Recently i came across the Nosql database concept, though i learnt how to and why of it, i did not get a proper answer to the question , to what scale of project does it support?

Will it support larger application which generally has lot of statistical usage, like google analytics (example)?
Are their solid data or application that are already running on such database like couchbase etc?

Best Answer

This question is really far too vague to answer effectively. There are dozens of "NoSQL" data stores out there which have various use cases. Here is a 10,000 foot view of what's out there.

In my mind, there are basically 3 main categories of NoSQL data stores commonly used, key/value stores, document databases, and big data (hadoop). This is a somewhat artificial designation and many of these products can arguably cross into multiple areas. There are some other categories, such as graph databases, which are more specialized towards a specific problem and I am not going to discuss them here as I have no expertise about them.

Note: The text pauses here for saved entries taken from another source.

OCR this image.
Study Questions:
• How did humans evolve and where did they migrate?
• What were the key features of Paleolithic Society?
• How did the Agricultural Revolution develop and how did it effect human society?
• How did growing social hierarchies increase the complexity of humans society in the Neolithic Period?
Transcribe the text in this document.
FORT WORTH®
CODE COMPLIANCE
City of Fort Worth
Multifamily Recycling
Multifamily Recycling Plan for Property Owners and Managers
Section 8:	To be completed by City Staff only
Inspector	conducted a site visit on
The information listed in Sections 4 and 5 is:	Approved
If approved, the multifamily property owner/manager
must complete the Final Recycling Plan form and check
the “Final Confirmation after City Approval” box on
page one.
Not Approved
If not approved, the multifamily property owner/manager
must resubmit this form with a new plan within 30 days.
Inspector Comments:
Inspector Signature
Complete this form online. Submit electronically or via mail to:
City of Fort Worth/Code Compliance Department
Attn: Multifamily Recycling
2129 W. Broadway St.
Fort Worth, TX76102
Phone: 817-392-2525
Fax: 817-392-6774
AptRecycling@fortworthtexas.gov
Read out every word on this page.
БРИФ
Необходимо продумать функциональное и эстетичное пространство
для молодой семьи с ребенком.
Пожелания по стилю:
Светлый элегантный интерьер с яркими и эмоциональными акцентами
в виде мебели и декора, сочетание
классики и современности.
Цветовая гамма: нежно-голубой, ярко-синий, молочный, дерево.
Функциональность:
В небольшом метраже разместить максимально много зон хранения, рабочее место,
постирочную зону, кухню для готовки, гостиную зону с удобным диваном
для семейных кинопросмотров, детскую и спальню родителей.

Most NoSQL databases are simple key/value stores which are very fast when retrieving named keys. They are particularly inefficient if you need to scan or aggregate over sets of data. Examples of k/v stores are memcached, Riak, Redis, CouchBase, Voldemort, and Amazon DynamoDB. With the HandlerSocket plugin (built into Percona Server), even MySQL can be used as a very fast k/v store. Each of these k/v stores have different feature sets designed to solve different problems. Very few of them are suitable as the authoritative/primary data store for an application because of how difficult and inefficient it is to perform set operations. These are mostly used as caching layers or storing very specialized data that does not require relational operations.

Another general class of NoSQL databases are document stores. Examples include MongoDB and Cassandra. These types of data stores store more structured data than k/v stores and often have a more capable query language. They have flexible "schemas" that make it possible to keep completely different sets of data from one row to the next.

Finally, you get to the true "Big Data" stores of which Hadoop and it's related query languages, pig, hive (a SQL interface to hadoop), and hbase (a real-time data store on top of hadoop/HDFS) is king. With the exception of hbase, Hadoop-based data stores tend to be built for offline processing of truly enormous data sets across hundreds of machines.

As a side note, what drives me absolutely batty about "NoSQL" is that it has literally nothing to do with the SQL language. NoSQL is about reinventing the data storage layer and making it more "scalable" (another vague, misunderstood term) and highly available. The query language is irrelevant in most cases and some of these data stores have produced just horribly ugly ways of performing even the most simple operations. SQL could be used as the access language to most these data stores had the developers made that choice - take a look at VoltDB, MySQL Cluster, or Hive for examples of distributed SQL databases that have "NoSQL" features. When treated like a key/value store, MySQL with InnoDB is actually incredibly fast at primary key lookups (SELECT value FROM table WHERE key = ?) and it would be relatively easy to create a client library that creates a consistent hashing scheme to build a distributed MySQL cluster as one would use Riak, Redis, or memcached.

Bottom line is that you'll have to be more explicit about your needs if you want any more detail than that. Here are just a small subset of the questions that you will need to answer in order to even limit the field:

  • Is your access pattern realtime (OLTP) or will it be performed in batch operations (OLAP)?
  • Do you need to perform aggregate or set-based calculations on the data, or is it simply accessing keys by name?
  • How much data do you have and how is it structured?
  • Have you determined that a traditional SQL database will not suit your needs?
  • What are your CAP priorities?
  • Do you require ACID features?
  • What kind of operations do you need to perform on the data?

I hope that this helps you a bit in your research.